Table 6 The two-way ANOVA observation table
  1. (a)

    Temperature in summer, rainy and winter in each of the stations: The observation suggests that for sample, there is a significant difference in F and F-critical value and also the P value is very small as compared to alpha value (0.05).

  2. (b)

    For columns, though there is no much difference in F and F-critical values, P value is smaller than alpha value.

  3. (c)

    The interaction shows that as independent parameter the temperature is not acceptable because there is a huge variation in F value and F-critical values as well as P value; it is acceptable as a group because there is no much difference in F value and F-critical values.

  4. (d)

    DO shows that neither as the independent variable nor as a group the prediction cannot be accepted because there is a huge difference between F and F-critical values for sample, for columns nor for interaction; also the P value is much lesser than alpha value.

  5. (e)

    pH when considered as only sample: It is not acceptable because there is a huge difference between F and F-critical values; otherwise, it is accepted as columns and interaction as F and F-critical and P value are within range.

  6. (f)

    Conductivity parameter is bound to create an exception because all the critical attributes, i.e., F, F-critical and P value are significantly not acceptable.

  7. (g)

    BOD as an interaction between sample and columns is only acceptable because F and F-critical values are in acceptable range, otherwise as an independent variables F, F-critical and P value differ significantly.

  8. (h)

    NO3 shows that neither as the independent variable nor as a group, the prediction can be accepted because there is a huge difference between F and F-critical values for sample, columns and interaction; also the P value is much lesser than alpha value.

  9. (i)

    TDS shows that neither as the independent variable nor as a group, the prediction can be accepted because there is a huge difference between F and F-critical values for sample, columns and interaction; also the P value is much lesser than alpha value.

Conclusion

An IoT system was developed to monitor river Krishna in real time.

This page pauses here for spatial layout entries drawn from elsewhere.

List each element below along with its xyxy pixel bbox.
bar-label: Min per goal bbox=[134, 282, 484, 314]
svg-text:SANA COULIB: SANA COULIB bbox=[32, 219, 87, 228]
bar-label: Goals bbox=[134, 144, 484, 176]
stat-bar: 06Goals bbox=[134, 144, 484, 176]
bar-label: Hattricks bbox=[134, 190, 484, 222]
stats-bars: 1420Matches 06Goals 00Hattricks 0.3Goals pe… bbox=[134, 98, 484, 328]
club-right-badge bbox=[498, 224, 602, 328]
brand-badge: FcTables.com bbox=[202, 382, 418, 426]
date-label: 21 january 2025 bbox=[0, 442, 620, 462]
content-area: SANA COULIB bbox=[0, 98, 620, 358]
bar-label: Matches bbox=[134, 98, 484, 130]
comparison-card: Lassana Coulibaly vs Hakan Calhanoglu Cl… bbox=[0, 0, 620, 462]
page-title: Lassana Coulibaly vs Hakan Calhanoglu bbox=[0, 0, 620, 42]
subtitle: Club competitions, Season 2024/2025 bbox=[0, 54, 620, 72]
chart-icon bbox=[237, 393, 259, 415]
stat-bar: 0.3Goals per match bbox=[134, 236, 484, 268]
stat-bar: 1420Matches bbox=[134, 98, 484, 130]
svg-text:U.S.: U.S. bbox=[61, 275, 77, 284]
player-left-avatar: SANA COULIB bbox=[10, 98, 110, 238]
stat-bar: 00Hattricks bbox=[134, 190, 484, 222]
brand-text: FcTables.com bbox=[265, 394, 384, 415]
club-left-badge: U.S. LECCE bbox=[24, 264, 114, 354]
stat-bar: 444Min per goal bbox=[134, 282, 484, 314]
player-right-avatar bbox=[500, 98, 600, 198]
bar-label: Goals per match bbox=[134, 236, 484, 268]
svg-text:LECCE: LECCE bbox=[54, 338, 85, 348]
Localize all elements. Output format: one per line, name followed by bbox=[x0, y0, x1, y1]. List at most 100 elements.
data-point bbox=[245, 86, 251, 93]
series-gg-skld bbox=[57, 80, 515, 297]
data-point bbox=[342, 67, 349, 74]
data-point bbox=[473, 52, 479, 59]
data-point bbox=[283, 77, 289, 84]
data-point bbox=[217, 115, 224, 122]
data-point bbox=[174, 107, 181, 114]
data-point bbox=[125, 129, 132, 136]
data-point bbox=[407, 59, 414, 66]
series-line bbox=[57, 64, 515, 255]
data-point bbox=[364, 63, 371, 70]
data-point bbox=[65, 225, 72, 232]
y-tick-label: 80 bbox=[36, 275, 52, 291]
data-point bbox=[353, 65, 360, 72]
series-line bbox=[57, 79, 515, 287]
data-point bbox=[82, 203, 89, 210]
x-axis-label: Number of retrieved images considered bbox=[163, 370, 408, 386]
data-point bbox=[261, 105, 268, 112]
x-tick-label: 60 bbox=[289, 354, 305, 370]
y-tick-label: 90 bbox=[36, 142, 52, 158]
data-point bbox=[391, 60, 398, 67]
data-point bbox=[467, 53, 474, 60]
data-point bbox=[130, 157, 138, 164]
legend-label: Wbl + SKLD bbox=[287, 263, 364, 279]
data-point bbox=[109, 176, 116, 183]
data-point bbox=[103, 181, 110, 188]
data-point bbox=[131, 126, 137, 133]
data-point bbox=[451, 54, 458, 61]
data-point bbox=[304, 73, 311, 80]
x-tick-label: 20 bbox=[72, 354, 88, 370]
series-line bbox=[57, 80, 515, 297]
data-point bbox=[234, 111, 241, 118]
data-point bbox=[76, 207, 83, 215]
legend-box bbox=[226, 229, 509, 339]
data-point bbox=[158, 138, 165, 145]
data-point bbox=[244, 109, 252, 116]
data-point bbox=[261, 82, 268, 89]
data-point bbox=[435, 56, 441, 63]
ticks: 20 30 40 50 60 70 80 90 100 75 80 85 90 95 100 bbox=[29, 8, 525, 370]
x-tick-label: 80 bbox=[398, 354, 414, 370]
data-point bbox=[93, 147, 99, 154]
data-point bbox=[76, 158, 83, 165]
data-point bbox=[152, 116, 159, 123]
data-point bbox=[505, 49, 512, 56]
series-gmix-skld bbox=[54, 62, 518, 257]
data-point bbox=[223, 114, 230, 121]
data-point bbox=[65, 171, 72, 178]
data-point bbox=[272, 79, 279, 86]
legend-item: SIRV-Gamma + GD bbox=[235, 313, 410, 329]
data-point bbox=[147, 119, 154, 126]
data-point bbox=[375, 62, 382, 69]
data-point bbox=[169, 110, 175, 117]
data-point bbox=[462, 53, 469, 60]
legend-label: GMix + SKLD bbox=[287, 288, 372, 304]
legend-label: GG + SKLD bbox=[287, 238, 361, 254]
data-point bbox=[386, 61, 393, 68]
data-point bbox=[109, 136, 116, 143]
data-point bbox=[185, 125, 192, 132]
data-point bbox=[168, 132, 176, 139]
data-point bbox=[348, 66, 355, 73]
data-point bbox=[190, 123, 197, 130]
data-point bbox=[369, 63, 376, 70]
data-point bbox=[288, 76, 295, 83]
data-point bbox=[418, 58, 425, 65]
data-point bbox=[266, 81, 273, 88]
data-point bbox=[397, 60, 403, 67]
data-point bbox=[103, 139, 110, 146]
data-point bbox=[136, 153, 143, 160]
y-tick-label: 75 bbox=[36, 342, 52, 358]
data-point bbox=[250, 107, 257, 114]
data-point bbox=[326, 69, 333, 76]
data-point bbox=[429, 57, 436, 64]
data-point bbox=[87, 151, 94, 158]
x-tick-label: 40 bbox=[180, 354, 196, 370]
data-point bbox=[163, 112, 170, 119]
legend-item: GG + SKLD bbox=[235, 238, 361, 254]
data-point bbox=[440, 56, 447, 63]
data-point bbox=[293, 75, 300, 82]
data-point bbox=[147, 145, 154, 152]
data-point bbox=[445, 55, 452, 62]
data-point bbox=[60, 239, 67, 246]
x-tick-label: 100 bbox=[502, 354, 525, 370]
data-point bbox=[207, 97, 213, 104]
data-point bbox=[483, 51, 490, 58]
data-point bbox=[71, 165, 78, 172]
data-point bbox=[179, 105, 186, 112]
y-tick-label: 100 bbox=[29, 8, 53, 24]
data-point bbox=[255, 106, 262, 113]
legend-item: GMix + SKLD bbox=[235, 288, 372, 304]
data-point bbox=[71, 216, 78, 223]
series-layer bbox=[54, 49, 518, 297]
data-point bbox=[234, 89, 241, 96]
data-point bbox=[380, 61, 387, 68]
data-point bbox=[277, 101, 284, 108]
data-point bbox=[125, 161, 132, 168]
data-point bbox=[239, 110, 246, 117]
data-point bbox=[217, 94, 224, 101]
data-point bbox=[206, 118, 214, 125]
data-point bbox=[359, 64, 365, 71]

The IoT system was used to collect the data from identified stations for different water quality parameters such as pH, turbidity, DO, BOD, NO3, temperature and conductivity to generate a data set that was used to monitor the quality of water. The collected data were successfully utilized to assess the water quality of river Krishna using one-Way ANOVA which analyze a particular parameter and predict the quality based on value obtained. Two-way ANOVA was used to do the analysis of two parameters as a single entity as well as a combination of two parameters. The results showed that one-Way ANOVA was best suited for training the IoT system. The observations showed that all the water quality parameters play a vital role in one or the other seasons. In summer season, the parameters conductivity and TDS were found to be more concentrated due to low water level in the river and the water quality was 30.39%. In rainy season, the water quality was 65.37% and the parameter affecting the water quality was DO. In winter seasons, DO was the parameter which affected the water quality and the water quality was 46.47%. The collected data set can also be used in future to make the system intelligent by applying machine learning techniques.